In QBE Specialty Insurance Co. v. Scrap Inc., 806 Fed. Appx. 692 (11th Cir. 2020), the United States Court of Appeals for the Eleventh Circuit held that Florida law adopts the majority rule of placing the burden on the insured to allocate between covered and uncovered claims. While the court acknowledged the Florida’s court holding in Duke, the Eleventh Circuit concluded that the insured had forfeited coverage by not obtaining a special verdict allocating damages, and affirmed the District Court’s grant of summary judgment for QBE. The facts at issue involved an underlying lawsuit in which the insured, Scrap, was sued for nuisance by neighbors complaining of various damages. The insurer, QBE, agreed to defend Scrap pursuant to a reservation of rights because the lawsuit alleged both covered and non-covered damages. On multiple occasions throughout the underlying lawsuit, QBE wrote to Scrap’s attorneys advising Scrap of the need for allocation. In these letters, QBE told Scrap explicitly that Scrap would have to request a special allocated verdict, differentiating covered damages from uncovered damages, and that if it did not, the failure to seek allocation could result in forfeiture of indemnity coverage for all damages. Ultimately, no special instructions were given to the jury, and the jury awarded the underlying plaintiffs $750,000 by way of a general verdict that did not differentiate covered damages from uncovered damages. QBE then sought a declaratory judgment that it had no duty to indemnify Scrap for the verdict because of Scrap’s failure to obtain a special allocated verdict. The District Court ruled in favor of QBE, and the Eleventh Circuit affirmed. Thus, Scrap’s failure to obtain a special verdict meant that QBE had no obligation to pay for the $750,000 judgment against Scrap.

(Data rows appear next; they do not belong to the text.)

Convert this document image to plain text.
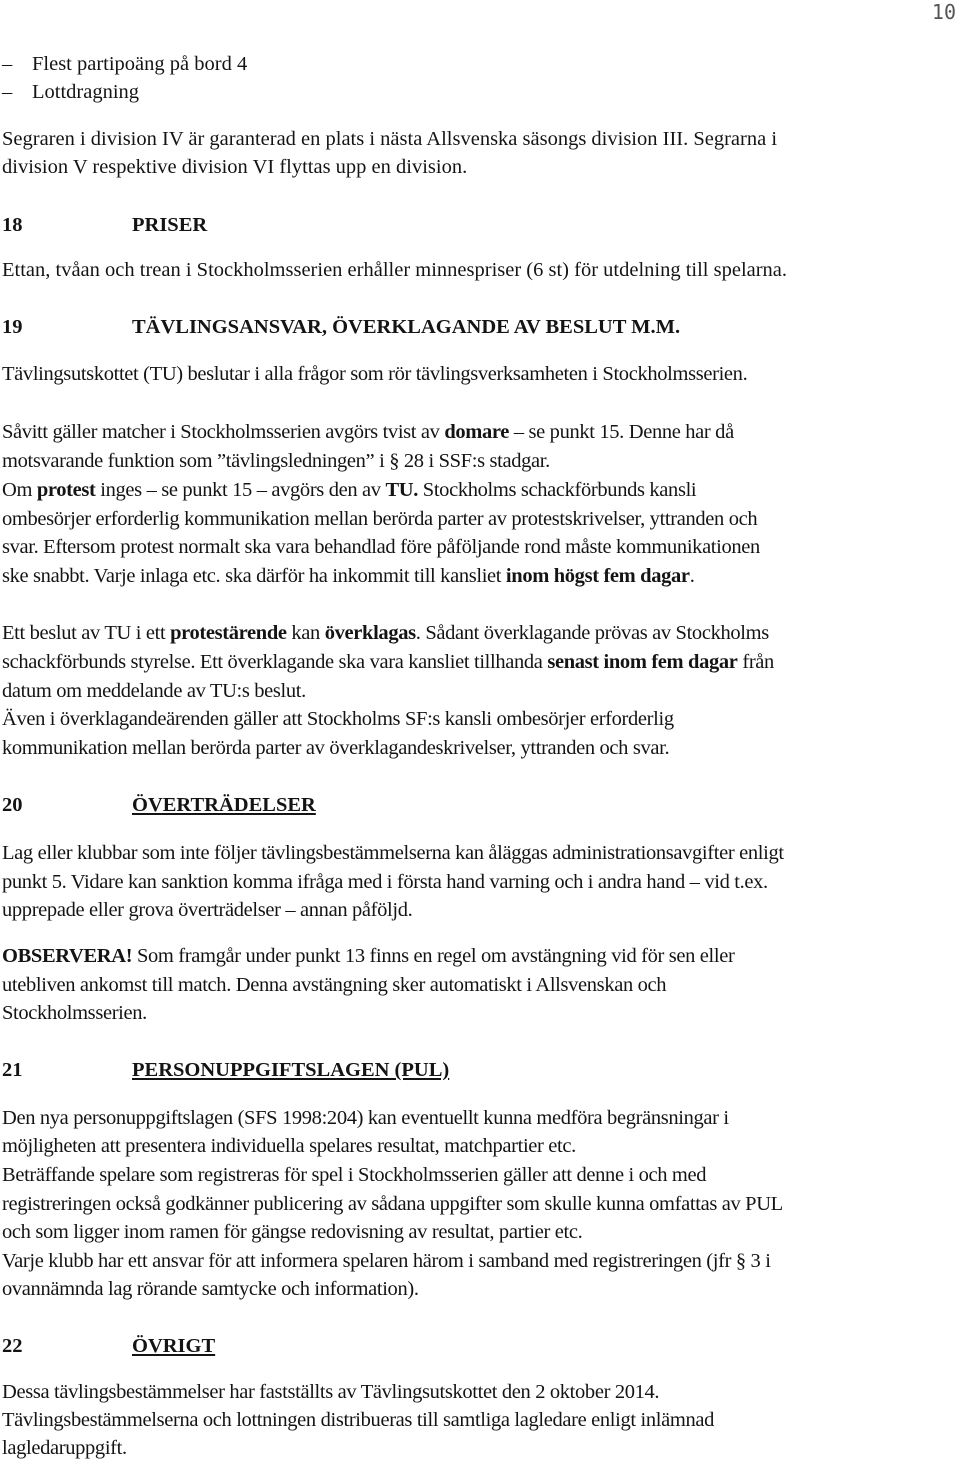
10

– Flest partipoäng på bord 4

– Lottdragning

Segraren i division IV är garanterad en plats i nästa Allsvenska säsongs division III. Segrarna i

division V respektive division VI flyttas upp en division.

18	PRISER

Ettan, tvåan och trean i Stockholmsserien erhåller minnespriser (6 st) för utdelning till spelarna.

19	TÄVLINGSANSVAR, ÖVERKLAGANDE AV BESLUT M.M.

Tävlingsutskottet (TU) beslutar i alla frågor som rör tävlingsverksamheten i Stockholmsserien.

Såvitt gäller matcher i Stockholmsserien avgörs tvist av domare – se punkt 15. Denne har då

motsvarande funktion som ”tävlingsledningen” i § 28 i SSF:s stadgar.

Om protest inges – se punkt 15 – avgörs den av TU. Stockholms schackförbunds kansli

ombesörjer erforderlig kommunikation mellan berörda parter av protestskrivelser, yttranden och

svar. Eftersom protest normalt ska vara behandlad före påföljande rond måste kommunikationen

ske snabbt. Varje inlaga etc. ska därför ha inkommit till kansliet inom högst fem dagar.

Ett beslut av TU i ett protestärende kan överklagas. Sådant överklagande prövas av Stockholms

schackförbunds styrelse. Ett överklagande ska vara kansliet tillhanda senast inom fem dagar från

datum om meddelande av TU:s beslut.

Även i överklagandeärenden gäller att Stockholms SF:s kansli ombesörjer erforderlig

kommunikation mellan berörda parter av överklagandeskrivelser, yttranden och svar.

20	ÖVERTRÄDELSER

Lag eller klubbar som inte följer tävlingsbestämmelserna kan åläggas administrationsavgifter enligt

punkt 5. Vidare kan sanktion komma ifråga med i första hand varning och i andra hand – vid t.ex.

upprepade eller grova överträdelser – annan påföljd.

OBSERVERA! Som framgår under punkt 13 finns en regel om avstängning vid för sen eller

utebliven ankomst till match. Denna avstängning sker automatiskt i Allsvenskan och

Stockholmsserien.

21	PERSONUPPGIFTSLAGEN (PUL)

Den nya personuppgiftslagen (SFS 1998:204) kan eventuellt kunna medföra begränsningar i

möjligheten att presentera individuella spelares resultat, matchpartier etc.

Beträffande spelare som registreras för spel i Stockholmsserien gäller att denne i och med

registreringen också godkänner publicering av sådana uppgifter som skulle kunna omfattas av PUL

och som ligger inom ramen för gängse redovisning av resultat, partier etc.

Varje klubb har ett ansvar för att informera spelaren härom i samband med registreringen (jfr § 3 i

ovannämnda lag rörande samtycke och information).

22	ÖVRIGT

Dessa tävlingsbestämmelser har fastställts av Tävlingsutskottet den 2 oktober 2014.

Tävlingsbestämmelserna och lottningen distribueras till samtliga lagledare enligt inlämnad

lagledaruppgift.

In ruling that Scrap had forfeited its right to indemnity coverage for the $750,000 general verdict, the Eleventh Circuit found that QBE had satisfied its obligation to notify Scrap of the need to seek a special verdict. The Eleventh Circuit noted that QBE had actually twice attempted to intervene in the underlying suit for the purpose of assisting with the preparation of a special-interrogatory verdict form, but the underlying court refused to allow QBE’s intervention. Scrap argued that QBE’s failure to successfully intervene should shift the allocation burden to QBE. Rejecting that argument, the Eleventh Circuit ruled that “the standard is notice, not successful intervention,” (emphasis added) and that the “[notice] standard was certainly met here” where QBE had repeatedly notified Scrap of the need to seek a special verdict.

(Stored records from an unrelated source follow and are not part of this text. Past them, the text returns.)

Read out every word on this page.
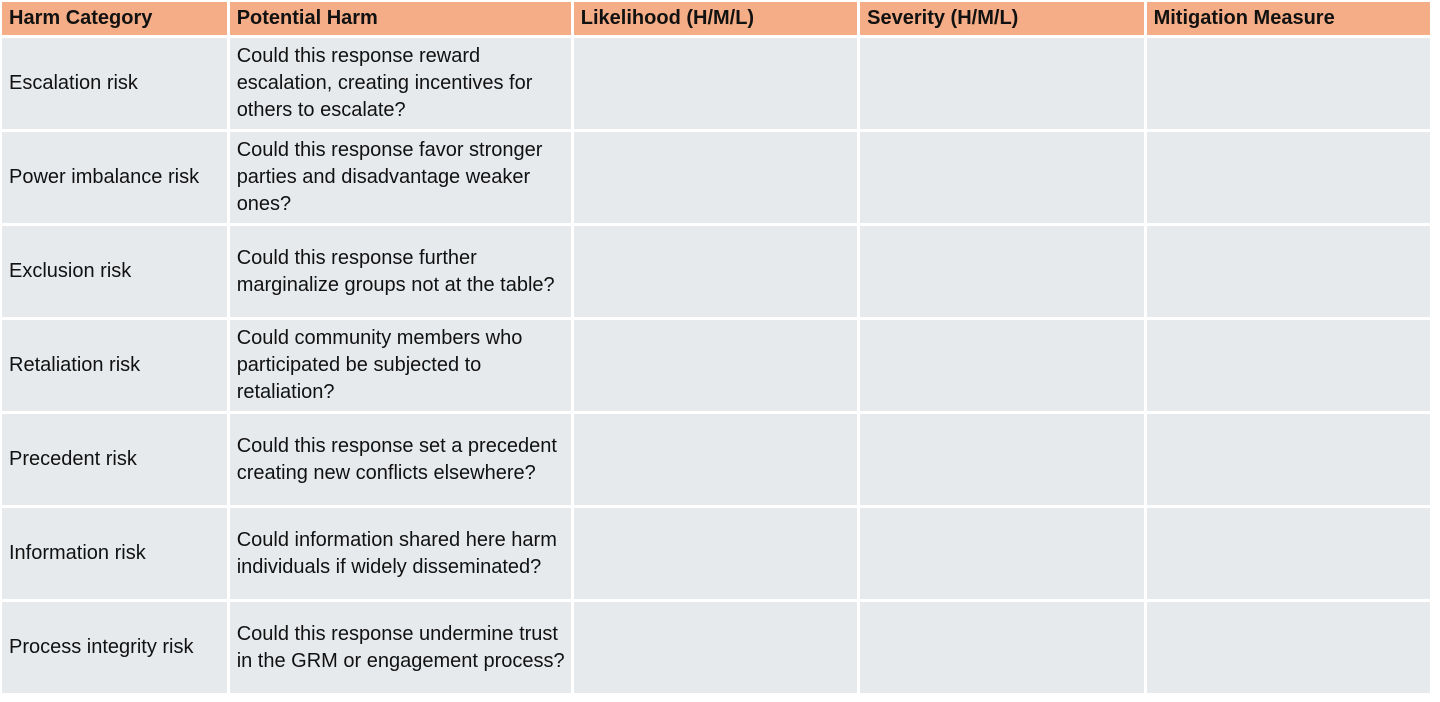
Harm Category	Potential Harm	Likelihood (H/M/L)	Severity (H/M/L)	Mitigation Measure
Escalation risk	Could this response reward escalation, creating incentives for others to escalate?			

Power imbalance risk	Could this response favor stronger parties and disadvantage weaker ones?			

Exclusion risk	Could this response further marginalize groups not at the table?			

Retaliation risk	Could community members who participated be subjected to retaliation?			

Precedent risk	Could this response set a precedent creating new conflicts elsewhere?			

Information risk	Could information shared here harm individuals if widely disseminated?			

Process integrity risk	Could this response undermine trust in the GRM or engagement process?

The Eleventh Circuit also rejected Scrap’s argument that it was relieved of its burden to allocate the damages because defense counsel, paid by QBE, refused to prepare the special verdict in light of a conflict of interest. The court concluded that Scrap was required to seek a special verdict either through its “private counsel” or by hiring an attorney.
Other courts have continued the trend towards adopting the majority rule of placing the allocation burden on the insured. See Uvino v. Harleysville Worcester Ins. Co., 708 Fed. Appx. 16, 20-21 (2d Cir. 2017) (applying New York law). In Uvino, the insurer had moved to intervene in an underlying lawsuit against the insured for the purpose of requesting the submission of special interrogatories to the jury in order to allocate between covered and uncovered damages. The insured objected to the use of special interrogatories and, ultimately, the jury issued a general verdict that did not allocate damages. The Second Circuit found that by attempting intervention, the insurer had put both the insured and the claimants on notice of the availability of the interrogatories and the parties’ divergence of interests with respect to allocation. The Second Circuit, therefore, held that there was no reason to shift the allocation burden to the insurer, and that the burden properly remained on the insured and/or the claimants seeking to enforce the insured’s rights under the policy.

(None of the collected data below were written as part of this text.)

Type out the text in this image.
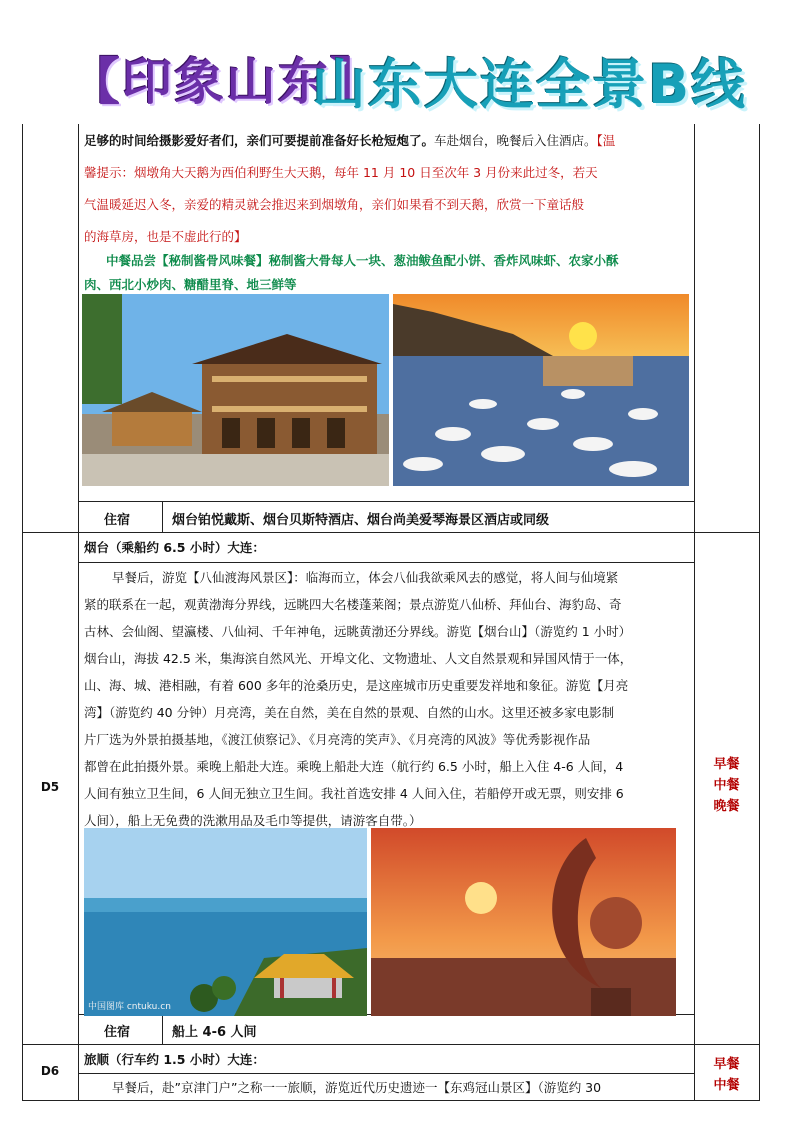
【印象山东】
山东大连全景B线
足够的时间给摄影爱好者们，亲们可要提前准备好长枪短炮了。车赴烟台，晚餐后入住酒店。【温
馨提示：烟墩角大天鹅为西伯利野生大天鹅，每年 11 月 10 日至次年 3 月份来此过冬，若天
气温暖延迟入冬，亲爱的精灵就会推迟来到烟墩角，亲们如果看不到天鹅，欣赏一下童话般
的海草房，也是不虚此行的】
中餐品尝【秘制酱骨风味餐】秘制酱大骨每人一块、葱油鲅鱼配小饼、香炸风味虾、农家小酥
肉、西北小炒肉、糖醋里脊、地三鲜等
住宿	烟台铂悦戴斯、烟台贝斯特酒店、烟台尚美爱琴海景区酒店或同级
D5
烟台（乘船约 6.5 小时）大连：
早餐后，游览【八仙渡海风景区】：临海而立，体会八仙我欲乘风去的感觉，将人间与仙境紧
紧的联系在一起，观黄渤海分界线，远眺四大名楼蓬莱阁；景点游览八仙桥、拜仙台、海豹岛、奇
古林、会仙阁、望瀛楼、八仙祠、千年神龟，远眺黄渤还分界线。游览【烟台山】（游览约 1 小时）
烟台山，海拔 42.5 米，集海滨自然风光、开埠文化、文物遗址、人文自然景观和异国风情于一体，
山、海、城、港相融，有着 600 多年的沧桑历史，是这座城市历史重要发祥地和象征。游览【月亮
湾】（游览约 40 分钟）月亮湾，美在自然，美在自然的景观、自然的山水。这里还被多家电影制
片厂选为外景拍摄基地，《渡江侦察记》、《月亮湾的笑声》、《月亮湾的风波》等优秀影视作品
都曾在此拍摄外景。乘晚上船赴大连。乘晚上船赴大连（航行约 6.5 小时，船上入住 4-6 人间，4
人间有独立卫生间，6 人间无独立卫生间。我社首选安排 4 人间入住，若船停开或无票，则安排 6
人间），船上无免费的洗漱用品及毛巾等提供，请游客自带。）
中国图库 cntuku.cn
早餐
中餐
晚餐
住宿	船上 4-6 人间
D6
旅顺（行车约 1.5 小时）大连：
早餐后，赴”京津门户”之称一一旅顺，游览近代历史遗迹一【东鸡冠山景区】（游览约 30
早餐
中餐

The QBE v. Scrap and Uvino decisions clear up any question that Florida and New York have adopted the majority rule placing the burden on the insured to allocate between covered and uncovered damages, even when defense counsel is paid by the insurer. The decisions also highlight, depending on the jurisdiction, the importance of informing an insured of its obligation to obtain a special verdict in cases involving both covered and uncovered damages.